City of Dark Corners - Page 59

As with Edna, though, it was as if she had been murdered by a ghost.

Now the city fell into a panic. People started locking their doors and windows, calling us to report “suspicious” people walking down the streets—even though none of them turned out to be potential suspects. Neighborhoods demanded more streetlights. We put more officers in University Park, especially at night, both uniformed and plainclothes. Overtime wasn’t an issue. I was going on three or four hours of sleep a day.

Arizona was only a generation removed from the frontier, less than twenty years from statehood, so many people owned guns. More folks purchased them from gun shops and pawnbrokers, whether they knew how to use them or not. One woman in University Park fired her shotgun at a neighbor taking out the trash one night, sending him to the hospital with a few pellets of buckshot in his backside. The newspapers and radio played it up, while the city commissioners demanded an arrest.

But we had nothing but clues that led to dead ends.

* * *

Don was focused on pervs and peeping Toms, but I wasn’t sure. Muldoon interviewed all the teachers the two girls had, turning up nothing but squarejohns and proper matrons. Navarre, not surprisingly, rousted Negroes in Darktown. We spoke with every relative and friend of the two girls, then went back and did it again.

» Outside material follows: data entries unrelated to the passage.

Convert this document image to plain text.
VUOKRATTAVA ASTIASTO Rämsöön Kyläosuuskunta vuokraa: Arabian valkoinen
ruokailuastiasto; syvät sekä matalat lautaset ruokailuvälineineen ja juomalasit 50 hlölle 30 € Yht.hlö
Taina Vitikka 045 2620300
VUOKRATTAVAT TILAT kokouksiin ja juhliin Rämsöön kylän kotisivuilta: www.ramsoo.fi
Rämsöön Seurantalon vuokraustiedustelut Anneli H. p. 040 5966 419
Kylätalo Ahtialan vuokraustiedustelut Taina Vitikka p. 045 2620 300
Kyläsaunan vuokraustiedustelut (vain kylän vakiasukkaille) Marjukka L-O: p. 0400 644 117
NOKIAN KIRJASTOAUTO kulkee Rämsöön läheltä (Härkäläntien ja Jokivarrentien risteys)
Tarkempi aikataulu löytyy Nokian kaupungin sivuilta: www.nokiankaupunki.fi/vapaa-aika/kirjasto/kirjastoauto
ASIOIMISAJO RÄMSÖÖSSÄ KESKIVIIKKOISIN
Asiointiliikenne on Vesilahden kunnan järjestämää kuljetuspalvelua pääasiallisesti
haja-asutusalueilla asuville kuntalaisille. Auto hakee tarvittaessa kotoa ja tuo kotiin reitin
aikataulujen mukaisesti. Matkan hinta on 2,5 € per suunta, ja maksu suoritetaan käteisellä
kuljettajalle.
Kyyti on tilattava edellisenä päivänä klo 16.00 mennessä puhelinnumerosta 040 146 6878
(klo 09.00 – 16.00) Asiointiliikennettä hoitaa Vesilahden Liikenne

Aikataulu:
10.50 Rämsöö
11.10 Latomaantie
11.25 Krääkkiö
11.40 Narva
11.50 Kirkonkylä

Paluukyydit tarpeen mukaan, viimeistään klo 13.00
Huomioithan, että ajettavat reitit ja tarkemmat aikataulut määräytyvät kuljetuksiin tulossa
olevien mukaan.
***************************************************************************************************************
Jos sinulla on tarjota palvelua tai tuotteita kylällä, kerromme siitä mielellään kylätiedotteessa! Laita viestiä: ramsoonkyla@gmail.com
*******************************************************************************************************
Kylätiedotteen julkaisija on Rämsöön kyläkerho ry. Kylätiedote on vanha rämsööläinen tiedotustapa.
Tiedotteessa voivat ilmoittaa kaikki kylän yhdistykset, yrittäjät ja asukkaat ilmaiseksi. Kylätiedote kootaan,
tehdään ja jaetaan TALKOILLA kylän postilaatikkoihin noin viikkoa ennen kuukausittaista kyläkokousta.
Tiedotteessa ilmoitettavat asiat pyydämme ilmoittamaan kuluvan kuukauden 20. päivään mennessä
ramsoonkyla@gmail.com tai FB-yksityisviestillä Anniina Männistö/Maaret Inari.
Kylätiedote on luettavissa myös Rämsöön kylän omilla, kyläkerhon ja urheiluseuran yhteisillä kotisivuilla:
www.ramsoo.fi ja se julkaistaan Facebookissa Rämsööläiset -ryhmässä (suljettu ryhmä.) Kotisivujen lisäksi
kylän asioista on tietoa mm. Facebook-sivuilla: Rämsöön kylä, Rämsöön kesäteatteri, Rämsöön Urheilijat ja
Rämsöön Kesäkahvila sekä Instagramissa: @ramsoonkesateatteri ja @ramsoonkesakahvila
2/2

I started compiling lists of janitors and maintenance men at the high school; short-order cooks at nearby restaurants, especially the Nifty Nook right across the street; and workers at other nearby businesses. People who would see the coeds. Everyone willingly gave his name. Everyone wanted to help. Only two on my list had records, one for burglary and another for bootlegging. But the burglar angle interested me. Although this individual committed his crime twenty years ago and had an alibi for the nights of both murders, what about someone else? What if burglary was the gateway impulse that led to murder?

Then we faced the killer choosing University Park as his target. What was this geography to him? Maybe he lived there, or once did. I started compiling burglary reports in the neighborhood. The few arrests led to individuals who were still in prison. One incident stuck out: Back in November, a woman claimed that someone had been in her house while she slept. Nothing was taken but items were rearranged, and an unlocked

window was left open, all of which she noticed in the morning. The officer who took the report at the time noted skeptically, “Hysterical female, no evidence of forced entry.” The house was two blocks from Edna Sawyer’s.

I started wandering University Park at the hours when the girls would have been coming or going to school. I added interviews and names from postmen and dairymen, delivery drivers, plumbers, city garbagemen, Western Union messenger boys, and Central Arizona Light and Power crews.

Finally, I noticed that both crimes happened on nights with new moons. Maybe it mattered, maybe not, but Captain McGrath agreed we should go full-out on the next one, March 11th.

But the University Park Strangler had other plans.

Twenty

“I had never heard those details about the early murders in University Park,” Victoria said. “So, you thought I bossed you around, huh?”

“In the nicest possible way.”

We were lying in my bed, our legs entwined, listening to jazz on the radio. The room was dark.

“You can’t kick yourself for losing the diary and love notes,” she said. “You were thinking of me. That’s sweet.”

“Sweet won’t catch this killer,” I said. “What kills me…”

“Pun intended?”

“What slays me? Anyway, what frustrates me is that Carrie specifically mentioned Navarre in her diary. There’s a good chance the love letters were from him. But a second man is involved, too. Big Cat. She was afraid of him, and he probably wrote her the threatening letter. But I can’t go to McGrath now because I don’t know enough.”

“I know,” she said. “But there’s also a good chance the love letters weren’t from Frenchy.”

I raised an eyebrow. She slipped out of bed and walked to the window. The ambient light gave her body an enchanting glow.

“Is our friend in the Chevy out there?”

“No,” she said, slipping back in bed.

He hadn’t returned since I nearly caught him outside Victoria’s house.

She said, “I took the note we received in Prescott, which matched the love letters, and went to headquarters while the detective pool was empty. I pulled one of the case files Frenchy worked on. The writing doesn’t match.”

“Damn.”

“Another man is involved,” she said. “Carrie got around. She was living a double life. And she was making a hell of a lot more money than I did when I was her age. Maybe more than now.”

* * *

The next morning, I was still itching to get off first base. Evidence was gone. I felt no nearer to closing the case than a month ago. My other private eye business was dead. It was time to start eliminating suspects. I started at the beginning with Tom Albert, Carrie’s former boyfriend.